Interestingly, the majority opinion authored by Justice Cappy made no mention at all of the Third Circuit's decision in Dukes v. U.S. Healthcare, Inc., 57 F.3d 350 (3d Cir. 1995), which sets the standard for the majority of cases in which the preemption issue arises.

Typically, the preemption issue comes up after a plaintiff in a state court medical malpractice case includes an HMO or other health insurer as a defendant. In numerous such cases, the HMO removes the case to federal court under federal question jurisdiction. It is on the plaintiff's petition for remand that the preemption issue is examined.

In Dukes, the Third Circuit distinguished between claims involving the denial of benefits under an ERISA plan, and claims challenging the quality of healthcare provided.

Under the decision in Dukes, cases involving a denial of benefits are subject to preemption, while cases challenging the quality of medical care provided under a plan are not subject to preemption.
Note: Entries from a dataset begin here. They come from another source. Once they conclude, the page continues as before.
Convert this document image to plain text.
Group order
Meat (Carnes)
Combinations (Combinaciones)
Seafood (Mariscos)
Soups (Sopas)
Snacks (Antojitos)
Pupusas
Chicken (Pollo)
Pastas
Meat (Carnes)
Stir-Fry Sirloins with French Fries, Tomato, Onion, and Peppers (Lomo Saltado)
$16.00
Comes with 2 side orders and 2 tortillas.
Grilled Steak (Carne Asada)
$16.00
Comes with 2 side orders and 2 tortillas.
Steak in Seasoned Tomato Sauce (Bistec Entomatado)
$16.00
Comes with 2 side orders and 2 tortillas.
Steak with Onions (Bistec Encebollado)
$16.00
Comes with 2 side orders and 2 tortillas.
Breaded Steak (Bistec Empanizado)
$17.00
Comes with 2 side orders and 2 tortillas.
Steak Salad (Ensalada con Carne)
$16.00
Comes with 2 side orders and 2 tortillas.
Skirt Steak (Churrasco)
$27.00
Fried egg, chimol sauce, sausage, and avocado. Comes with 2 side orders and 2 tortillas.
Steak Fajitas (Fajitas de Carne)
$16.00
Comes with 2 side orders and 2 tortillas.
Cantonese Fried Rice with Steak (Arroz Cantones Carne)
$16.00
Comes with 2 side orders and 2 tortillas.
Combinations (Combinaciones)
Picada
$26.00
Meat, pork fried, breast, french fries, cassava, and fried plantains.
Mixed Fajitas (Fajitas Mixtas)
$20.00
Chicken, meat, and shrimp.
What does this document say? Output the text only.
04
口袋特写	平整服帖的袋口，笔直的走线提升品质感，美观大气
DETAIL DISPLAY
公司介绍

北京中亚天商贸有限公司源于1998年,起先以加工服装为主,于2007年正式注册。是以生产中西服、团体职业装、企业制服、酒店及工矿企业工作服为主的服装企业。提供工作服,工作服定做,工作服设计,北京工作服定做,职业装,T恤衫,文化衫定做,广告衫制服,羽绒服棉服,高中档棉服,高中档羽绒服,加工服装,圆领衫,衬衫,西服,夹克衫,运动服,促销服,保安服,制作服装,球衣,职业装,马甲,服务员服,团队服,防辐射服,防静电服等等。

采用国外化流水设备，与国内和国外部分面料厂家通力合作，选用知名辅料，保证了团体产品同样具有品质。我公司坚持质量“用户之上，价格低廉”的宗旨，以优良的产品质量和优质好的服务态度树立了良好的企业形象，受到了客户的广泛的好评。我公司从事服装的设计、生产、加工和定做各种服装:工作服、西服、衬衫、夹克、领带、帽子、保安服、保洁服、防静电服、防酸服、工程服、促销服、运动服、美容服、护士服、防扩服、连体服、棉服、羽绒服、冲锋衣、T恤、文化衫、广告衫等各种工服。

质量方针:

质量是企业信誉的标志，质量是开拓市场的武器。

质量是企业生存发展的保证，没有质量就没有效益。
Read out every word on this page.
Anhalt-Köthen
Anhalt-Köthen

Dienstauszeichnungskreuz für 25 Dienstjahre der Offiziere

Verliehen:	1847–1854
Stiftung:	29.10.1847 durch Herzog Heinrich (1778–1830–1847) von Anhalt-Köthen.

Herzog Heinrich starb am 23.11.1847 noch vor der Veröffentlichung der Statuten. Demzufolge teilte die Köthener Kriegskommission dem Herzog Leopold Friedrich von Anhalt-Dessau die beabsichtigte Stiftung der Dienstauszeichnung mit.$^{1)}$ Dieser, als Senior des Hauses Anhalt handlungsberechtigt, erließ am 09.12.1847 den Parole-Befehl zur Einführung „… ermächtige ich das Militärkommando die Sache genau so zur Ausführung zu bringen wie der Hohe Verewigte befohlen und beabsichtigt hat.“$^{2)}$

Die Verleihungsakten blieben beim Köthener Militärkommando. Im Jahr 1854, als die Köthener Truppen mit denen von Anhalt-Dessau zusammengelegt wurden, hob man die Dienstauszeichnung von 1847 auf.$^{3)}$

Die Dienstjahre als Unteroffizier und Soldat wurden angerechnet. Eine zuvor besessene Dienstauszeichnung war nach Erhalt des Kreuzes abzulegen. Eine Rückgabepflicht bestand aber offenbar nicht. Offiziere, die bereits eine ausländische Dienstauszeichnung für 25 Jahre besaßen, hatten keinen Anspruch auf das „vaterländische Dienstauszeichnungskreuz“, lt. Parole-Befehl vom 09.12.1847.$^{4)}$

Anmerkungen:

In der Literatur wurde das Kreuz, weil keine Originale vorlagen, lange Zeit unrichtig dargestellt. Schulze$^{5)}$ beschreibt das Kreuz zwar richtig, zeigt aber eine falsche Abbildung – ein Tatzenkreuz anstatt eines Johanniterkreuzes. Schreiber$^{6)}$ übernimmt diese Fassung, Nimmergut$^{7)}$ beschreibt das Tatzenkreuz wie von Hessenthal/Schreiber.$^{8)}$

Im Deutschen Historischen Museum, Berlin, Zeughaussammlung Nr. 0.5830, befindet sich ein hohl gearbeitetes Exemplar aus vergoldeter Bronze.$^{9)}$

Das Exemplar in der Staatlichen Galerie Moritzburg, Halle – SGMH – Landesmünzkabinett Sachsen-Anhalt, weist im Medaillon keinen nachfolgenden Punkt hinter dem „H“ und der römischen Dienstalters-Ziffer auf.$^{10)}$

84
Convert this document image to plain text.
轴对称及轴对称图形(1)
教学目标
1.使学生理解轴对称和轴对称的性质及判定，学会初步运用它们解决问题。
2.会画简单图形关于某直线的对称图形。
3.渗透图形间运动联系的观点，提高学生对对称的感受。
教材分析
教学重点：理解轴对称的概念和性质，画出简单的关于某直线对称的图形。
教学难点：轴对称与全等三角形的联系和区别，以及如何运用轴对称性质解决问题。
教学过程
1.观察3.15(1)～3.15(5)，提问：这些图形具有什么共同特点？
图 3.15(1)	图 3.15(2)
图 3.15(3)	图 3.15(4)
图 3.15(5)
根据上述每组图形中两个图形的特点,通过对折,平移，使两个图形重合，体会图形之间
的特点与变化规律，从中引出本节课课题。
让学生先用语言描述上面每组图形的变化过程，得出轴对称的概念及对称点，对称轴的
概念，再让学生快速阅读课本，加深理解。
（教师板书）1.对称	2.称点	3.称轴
In his concurring opinion in Pappas, Justice Nigro said he would adopt the rationale of Dukes and find that the negligence claims against U.S. Healthcare were typical claims covered by state law, and that such claims should not be preempted by ERISA.

Cases removed to federal court will continue to be decided under the Dukes standard since the question involves interpretation of a federal statute.

In a seminar given earlier this year, one of the lawyers involved in the case, Stephen Ryan, said he thought it was likely that the U.S. Supreme Court would take a case that would squarely address the issue of whether medical negligence claims are preempted under ERISA.

Although the Pappas case itself will be limited in its application to Pennsylvania state court cases, the breadth of the Court's opinion on preemption suggests that the HMO defendant may not want it on the books.

Also significant is the fact that many of the cases decided under Dukes have been cases in which the same defendant - U.S. Healthcare - has removed state court medical malpractice cases to federal court under the claim of preemption.

Given U.S. Healthcare's aggressive posture in these cases, it would not be surprising to see a petition for certiorari to the U.S. Supreme Court. We can hope that the unintended protections afforded to HMOs from patient claims will be restricted or eliminated.